CF—1257C(Dominated Subarray)
题目
Let’s call an array t dominated by value v in the next situation.
At first, array t should have at least 2 elements. Now, let’s calculate number of occurrences of each number num in t and define it as occ(num). Then t is dominated (by v) if (and only if) occ(v)>occ(v′) for any other number v′. For example, arrays [1,2,3,4,5,2], [11,11] and [3,2,3,2,3] are dominated (by 2, 11 and 3 respectevitely) but arrays [[3]], [1,2] and [3,3,2,2,1] are not.
Small remark: since any array can be dominated only by one number, we can not specify this number and just say that array is either dominated or not.
You are given array a1,a2,…,an. Calculate its shortest dominated subarray or say that there are no such subarrays.
The subarray of a is a contiguous part of the array a, i. e. the array ai,ai+1,…,aj for some 1≤i≤j≤n.
输入
Input
The first line contains single integer T (1≤T≤1000) — the number of test cases.
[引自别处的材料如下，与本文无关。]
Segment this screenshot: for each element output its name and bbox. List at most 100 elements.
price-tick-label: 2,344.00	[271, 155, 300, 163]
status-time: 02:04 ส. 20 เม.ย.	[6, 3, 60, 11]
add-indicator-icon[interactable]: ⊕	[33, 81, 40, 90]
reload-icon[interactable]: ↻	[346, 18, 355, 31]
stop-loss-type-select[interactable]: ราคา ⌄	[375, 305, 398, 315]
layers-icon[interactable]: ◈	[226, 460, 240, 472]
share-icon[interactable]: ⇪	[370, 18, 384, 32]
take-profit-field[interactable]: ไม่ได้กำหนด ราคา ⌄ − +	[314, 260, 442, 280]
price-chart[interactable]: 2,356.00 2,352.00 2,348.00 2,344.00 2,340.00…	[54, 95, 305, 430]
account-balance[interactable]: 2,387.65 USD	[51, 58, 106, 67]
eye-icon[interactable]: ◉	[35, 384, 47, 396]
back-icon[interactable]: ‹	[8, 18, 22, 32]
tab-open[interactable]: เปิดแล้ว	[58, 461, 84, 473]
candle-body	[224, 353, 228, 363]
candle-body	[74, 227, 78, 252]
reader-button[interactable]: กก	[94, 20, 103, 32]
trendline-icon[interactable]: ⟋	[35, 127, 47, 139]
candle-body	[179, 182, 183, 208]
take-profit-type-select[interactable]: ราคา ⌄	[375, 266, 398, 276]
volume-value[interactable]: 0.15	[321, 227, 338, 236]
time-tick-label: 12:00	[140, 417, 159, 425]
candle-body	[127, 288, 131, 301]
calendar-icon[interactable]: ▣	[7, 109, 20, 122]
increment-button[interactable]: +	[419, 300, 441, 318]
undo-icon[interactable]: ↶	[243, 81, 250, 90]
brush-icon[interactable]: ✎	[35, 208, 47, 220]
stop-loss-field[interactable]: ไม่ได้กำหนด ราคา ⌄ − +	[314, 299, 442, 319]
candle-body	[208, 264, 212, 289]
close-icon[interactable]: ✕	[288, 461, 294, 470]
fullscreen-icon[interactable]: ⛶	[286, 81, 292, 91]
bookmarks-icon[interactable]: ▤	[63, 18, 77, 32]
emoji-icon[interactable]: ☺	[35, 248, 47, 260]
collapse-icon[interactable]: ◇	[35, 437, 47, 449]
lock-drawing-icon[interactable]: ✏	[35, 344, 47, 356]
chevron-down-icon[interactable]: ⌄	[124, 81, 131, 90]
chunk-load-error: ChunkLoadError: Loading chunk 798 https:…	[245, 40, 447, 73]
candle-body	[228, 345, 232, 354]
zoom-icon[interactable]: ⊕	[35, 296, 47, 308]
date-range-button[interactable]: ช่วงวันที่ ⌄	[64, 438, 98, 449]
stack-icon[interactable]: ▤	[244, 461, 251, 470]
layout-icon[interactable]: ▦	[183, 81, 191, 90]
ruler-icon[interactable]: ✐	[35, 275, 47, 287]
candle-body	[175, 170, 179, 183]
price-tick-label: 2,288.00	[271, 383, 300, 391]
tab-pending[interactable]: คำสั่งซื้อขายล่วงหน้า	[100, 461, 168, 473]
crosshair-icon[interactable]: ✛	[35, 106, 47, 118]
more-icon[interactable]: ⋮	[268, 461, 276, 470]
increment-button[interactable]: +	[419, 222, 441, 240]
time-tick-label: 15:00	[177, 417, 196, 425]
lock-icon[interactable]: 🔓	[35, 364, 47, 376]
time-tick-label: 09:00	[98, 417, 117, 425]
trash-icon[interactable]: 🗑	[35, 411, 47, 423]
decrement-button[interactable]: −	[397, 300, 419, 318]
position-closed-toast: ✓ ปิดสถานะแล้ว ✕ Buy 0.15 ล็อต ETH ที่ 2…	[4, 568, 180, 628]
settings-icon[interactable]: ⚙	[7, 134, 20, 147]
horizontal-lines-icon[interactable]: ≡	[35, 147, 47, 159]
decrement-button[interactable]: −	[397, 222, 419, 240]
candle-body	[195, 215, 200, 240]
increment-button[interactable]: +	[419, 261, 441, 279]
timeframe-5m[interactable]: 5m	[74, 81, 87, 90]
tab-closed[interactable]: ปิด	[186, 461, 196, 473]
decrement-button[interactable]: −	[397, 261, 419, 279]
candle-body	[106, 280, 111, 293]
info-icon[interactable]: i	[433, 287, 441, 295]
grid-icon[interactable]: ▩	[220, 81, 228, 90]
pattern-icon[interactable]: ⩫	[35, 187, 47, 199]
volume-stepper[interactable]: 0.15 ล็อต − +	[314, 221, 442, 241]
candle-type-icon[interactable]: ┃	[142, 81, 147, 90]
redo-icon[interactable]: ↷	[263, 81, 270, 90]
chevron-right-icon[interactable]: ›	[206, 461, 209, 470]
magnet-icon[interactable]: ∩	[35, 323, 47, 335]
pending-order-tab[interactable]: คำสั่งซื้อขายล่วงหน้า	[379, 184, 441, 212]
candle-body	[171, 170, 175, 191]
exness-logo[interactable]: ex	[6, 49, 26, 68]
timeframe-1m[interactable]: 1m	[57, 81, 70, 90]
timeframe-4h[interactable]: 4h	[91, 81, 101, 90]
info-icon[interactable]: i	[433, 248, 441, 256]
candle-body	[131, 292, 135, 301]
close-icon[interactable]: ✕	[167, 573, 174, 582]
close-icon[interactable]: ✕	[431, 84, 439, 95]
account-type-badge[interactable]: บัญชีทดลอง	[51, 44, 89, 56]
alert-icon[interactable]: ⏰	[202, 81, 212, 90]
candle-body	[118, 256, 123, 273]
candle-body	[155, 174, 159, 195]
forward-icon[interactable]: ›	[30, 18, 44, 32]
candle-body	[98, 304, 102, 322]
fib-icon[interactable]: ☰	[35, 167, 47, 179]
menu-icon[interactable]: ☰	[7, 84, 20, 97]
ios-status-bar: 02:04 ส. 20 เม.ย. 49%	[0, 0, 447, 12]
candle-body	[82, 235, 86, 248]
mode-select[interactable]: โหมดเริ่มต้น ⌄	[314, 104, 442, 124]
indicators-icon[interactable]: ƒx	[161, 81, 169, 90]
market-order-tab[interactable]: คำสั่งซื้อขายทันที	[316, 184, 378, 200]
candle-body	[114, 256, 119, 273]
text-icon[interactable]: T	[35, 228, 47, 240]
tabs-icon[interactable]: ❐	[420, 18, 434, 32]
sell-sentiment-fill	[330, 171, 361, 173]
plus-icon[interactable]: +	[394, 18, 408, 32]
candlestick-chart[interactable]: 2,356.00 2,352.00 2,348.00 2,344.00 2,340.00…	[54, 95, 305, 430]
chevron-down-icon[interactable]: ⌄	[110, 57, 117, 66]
Each test case consists of two lines.The first line contains single integer n (1≤n≤2⋅105) — the length of the array a.
The second line contains n integers a1,a2,…,an (1≤ai≤n) — the corresponding values of the array a.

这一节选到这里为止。